The Greens … have carefully built a political brand based on social conscience and concern for the environment. The benign, smiling face of Bob Brown convinced many that the Greens and Labor could co-exist as two sides of a harmonious progressive political movement.

But beneath the marketing spin, the Greens are run by hardliners who believe they know better than anyone else. Beneath the marketing spin, the Greens are fundamentally opposed to the core values of the labour movement.
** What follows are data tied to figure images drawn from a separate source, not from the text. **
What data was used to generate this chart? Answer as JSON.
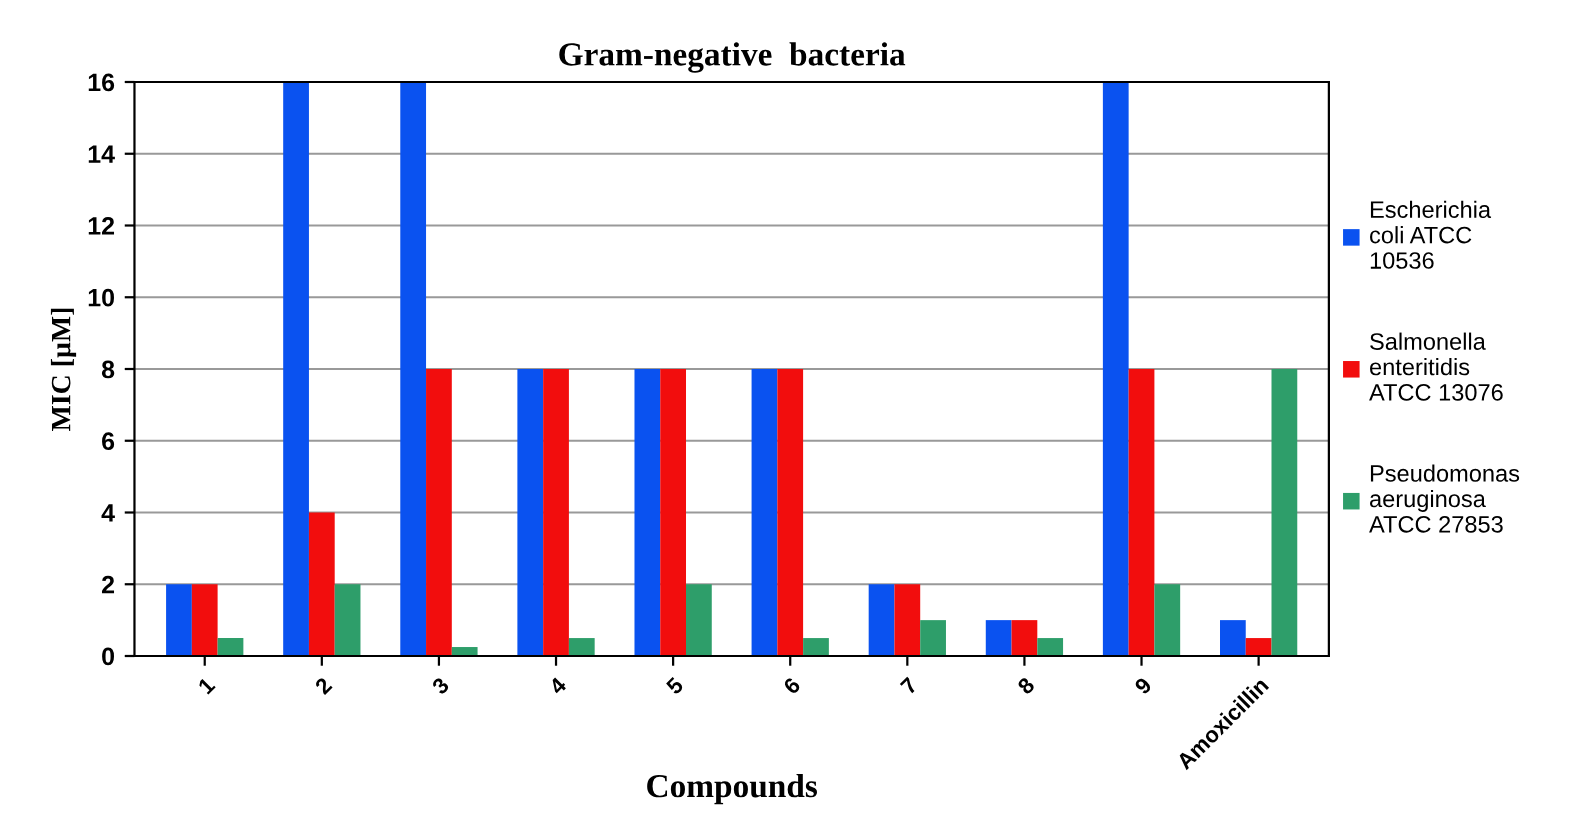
{
  "chart_data": {
    "type": "bar",
    "title": "Gram-negative  bacteria",
    "xlabel": "Compounds",
    "ylabel": "MIC [µM]",
    "categories": [
      "1",
      "2",
      "3",
      "4",
      "5",
      "6",
      "7",
      "8",
      "9",
      "Amoxicillin"
    ],
    "series": [
      {
        "name": "Escherichia coli ATCC 10536",
        "color": "#0a52f0",
        "values": [
          2,
          16,
          16,
          8,
          8,
          8,
          2,
          1,
          16,
          1
        ]
      },
      {
        "name": "Salmonella enteritidis ATCC 13076",
        "color": "#f20d0d",
        "values": [
          2,
          4,
          8,
          8,
          8,
          8,
          2,
          1,
          8,
          0.5
        ]
      },
      {
        "name": "Pseudomonas aeruginosa ATCC 27853",
        "color": "#2e9e6a",
        "values": [
          0.5,
          2,
          0.25,
          0.5,
          2,
          0.5,
          1,
          0.5,
          2,
          8
        ]
      }
    ],
    "ylim": [
      0,
      16
    ],
    "yticks": [
      0,
      2,
      4,
      6,
      8,
      10,
      12,
      14,
      16
    ],
    "grid": "y",
    "legend": "right"
  }
}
They openly want to crush the jobs of hardworking Australians in the very industries that support our national prosperity.

Of course, it’s all a bit rich coming from a guy who seems to have very little problem with the lowest paid employees in the country handing over their hard-earned so that union officials like his good self can live very lavish lifestyles indeed. [And that’s even before we get to Craig Thompson’s hookers!]

Oh, and then there’s his Party’s alliance with the Greens in order to form government … didn’t he know what the Greens were about before now, or was he in fact willing to put up with it while his own interests were being served? What Mr Howes has finally woken up to seems not to be the damage the Greens are doing to workers, but how his Party’s ‘marriage of convenience’ to them has effectively torn up his ticket to ride the parliamentary gravy train again next year. I think that’s the real message in this classic line:

The Greens juggernaut is now threatening to cause serious long-term damage to the cause of the labour movement and progressive politics in Australia.

If only Mr Howes and people like him would realise that all ‘progressive’ politics is about gaining and maintaining power at the expense of everybody else – friends included. And just as there’s no honour among thieves there are certainly no scruples on the totalitarian side of politics. The ALP is no exception!